Here’s how I thought writing a novel would be:
- I would be struck by divine inspiration
- Inspiration would be followed by a feverish all-night writing session which would produce a brilliant first draft
- I would edit aformentioned brilliant first draft
- Based on my vast platform of 10 followers, there would be an international bidding war for my novel
- Although Penguin Random House would court me with money and the cache of Knopf, the artistic soul in me would go with a boutique literary press, still for a six figure advance.
- 10 city book tour, NPR interview with Terty Gross, Sunshine Book Club, Oprah.
- Tombstone would say loving wife, mother, nana and NYT bestselling author.
Here’s how it is turning out to be in reality:
- Divine inspiration did strike, but God has a great sense of humor, so He struck me with rom-com inspiration, not Ulysses inspiration.

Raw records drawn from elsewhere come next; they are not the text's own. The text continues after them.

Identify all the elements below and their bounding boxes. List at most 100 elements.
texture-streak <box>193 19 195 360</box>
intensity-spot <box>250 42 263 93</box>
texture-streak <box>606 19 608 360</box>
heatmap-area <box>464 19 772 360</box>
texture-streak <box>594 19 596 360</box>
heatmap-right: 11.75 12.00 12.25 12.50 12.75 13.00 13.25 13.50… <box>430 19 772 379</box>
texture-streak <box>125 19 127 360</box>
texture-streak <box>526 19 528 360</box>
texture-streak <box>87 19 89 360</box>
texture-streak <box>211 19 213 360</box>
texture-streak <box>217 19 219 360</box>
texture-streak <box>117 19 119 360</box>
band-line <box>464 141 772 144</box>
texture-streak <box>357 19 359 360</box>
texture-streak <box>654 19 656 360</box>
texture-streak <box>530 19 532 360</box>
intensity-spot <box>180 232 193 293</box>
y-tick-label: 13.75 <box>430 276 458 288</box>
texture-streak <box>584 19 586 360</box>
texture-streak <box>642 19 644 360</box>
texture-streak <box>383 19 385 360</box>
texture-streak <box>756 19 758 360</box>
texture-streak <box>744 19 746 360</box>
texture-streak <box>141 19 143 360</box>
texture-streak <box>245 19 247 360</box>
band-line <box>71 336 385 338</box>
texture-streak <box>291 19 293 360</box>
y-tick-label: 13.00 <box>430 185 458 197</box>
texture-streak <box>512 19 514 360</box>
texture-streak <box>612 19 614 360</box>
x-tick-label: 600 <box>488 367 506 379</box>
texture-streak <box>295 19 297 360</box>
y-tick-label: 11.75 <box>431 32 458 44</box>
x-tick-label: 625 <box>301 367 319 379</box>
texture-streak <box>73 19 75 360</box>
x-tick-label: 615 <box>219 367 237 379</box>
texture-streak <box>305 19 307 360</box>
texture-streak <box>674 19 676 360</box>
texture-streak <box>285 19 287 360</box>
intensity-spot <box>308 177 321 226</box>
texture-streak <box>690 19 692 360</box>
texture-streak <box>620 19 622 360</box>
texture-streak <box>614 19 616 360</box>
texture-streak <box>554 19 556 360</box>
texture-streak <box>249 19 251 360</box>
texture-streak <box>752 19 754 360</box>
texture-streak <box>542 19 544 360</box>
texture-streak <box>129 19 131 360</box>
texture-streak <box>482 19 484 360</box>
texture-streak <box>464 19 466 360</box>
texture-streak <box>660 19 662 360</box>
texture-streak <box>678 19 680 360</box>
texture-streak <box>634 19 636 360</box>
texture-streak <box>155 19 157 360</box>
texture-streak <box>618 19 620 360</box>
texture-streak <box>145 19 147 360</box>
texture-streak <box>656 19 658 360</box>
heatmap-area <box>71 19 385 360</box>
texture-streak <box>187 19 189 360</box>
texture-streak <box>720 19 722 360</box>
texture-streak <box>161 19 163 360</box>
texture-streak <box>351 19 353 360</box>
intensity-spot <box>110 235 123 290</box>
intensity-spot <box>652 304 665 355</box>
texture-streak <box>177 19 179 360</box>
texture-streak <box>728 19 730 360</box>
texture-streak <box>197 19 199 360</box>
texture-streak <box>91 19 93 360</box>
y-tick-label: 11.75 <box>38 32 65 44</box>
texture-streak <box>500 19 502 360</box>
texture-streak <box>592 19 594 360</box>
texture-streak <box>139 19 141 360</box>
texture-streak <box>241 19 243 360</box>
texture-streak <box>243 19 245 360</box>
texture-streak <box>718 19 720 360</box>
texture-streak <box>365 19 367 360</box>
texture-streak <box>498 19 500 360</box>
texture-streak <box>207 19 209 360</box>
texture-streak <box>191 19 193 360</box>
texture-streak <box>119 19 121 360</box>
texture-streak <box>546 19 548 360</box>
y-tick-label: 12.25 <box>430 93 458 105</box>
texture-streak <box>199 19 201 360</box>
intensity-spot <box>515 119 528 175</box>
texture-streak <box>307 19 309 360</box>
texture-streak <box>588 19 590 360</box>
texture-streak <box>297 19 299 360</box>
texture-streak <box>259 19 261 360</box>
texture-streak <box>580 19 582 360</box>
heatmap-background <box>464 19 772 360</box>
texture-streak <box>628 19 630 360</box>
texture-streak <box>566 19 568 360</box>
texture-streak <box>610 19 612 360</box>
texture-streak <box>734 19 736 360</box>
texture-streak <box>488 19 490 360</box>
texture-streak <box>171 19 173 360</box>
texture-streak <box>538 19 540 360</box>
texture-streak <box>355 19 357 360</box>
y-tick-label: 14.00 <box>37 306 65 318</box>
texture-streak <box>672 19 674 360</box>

Ulysses inspiration was unlikely anyway given that I haven’t read it.
- In honor of romance-novel-to-be I break out a brand new pink journal. I’m cheap, so the journal is actually swag from a recent work function. I love Moleskine passionately, but not enough to pay $20 for a blank journal, and also it would undermine the whole starving artist look I’m going for.
- I study TED talks, podcasts, writing blogs like there might be a pop quiz at any moment.
- …………(cookies are eaten, tears are shed)
- Furiously write a page
- ……….. (see: cookies, tears)
- Write another page
- …………… (by now I have gone up a pant size)
- Re-read first page, engage in self-shaming
- Reach out to a writing friend. Vomit angst all over her.
- Writing friend replies with her signature mix of warmth and knock-it-off-this-instant.
- I knock it off this instant.
- Go back to #4, repeat.
At the end of this process I may have a funny romance, I may have an unfunny pastoral novel, or I may be in the funny farm. One things is for certain, I will emerge changed….and fat.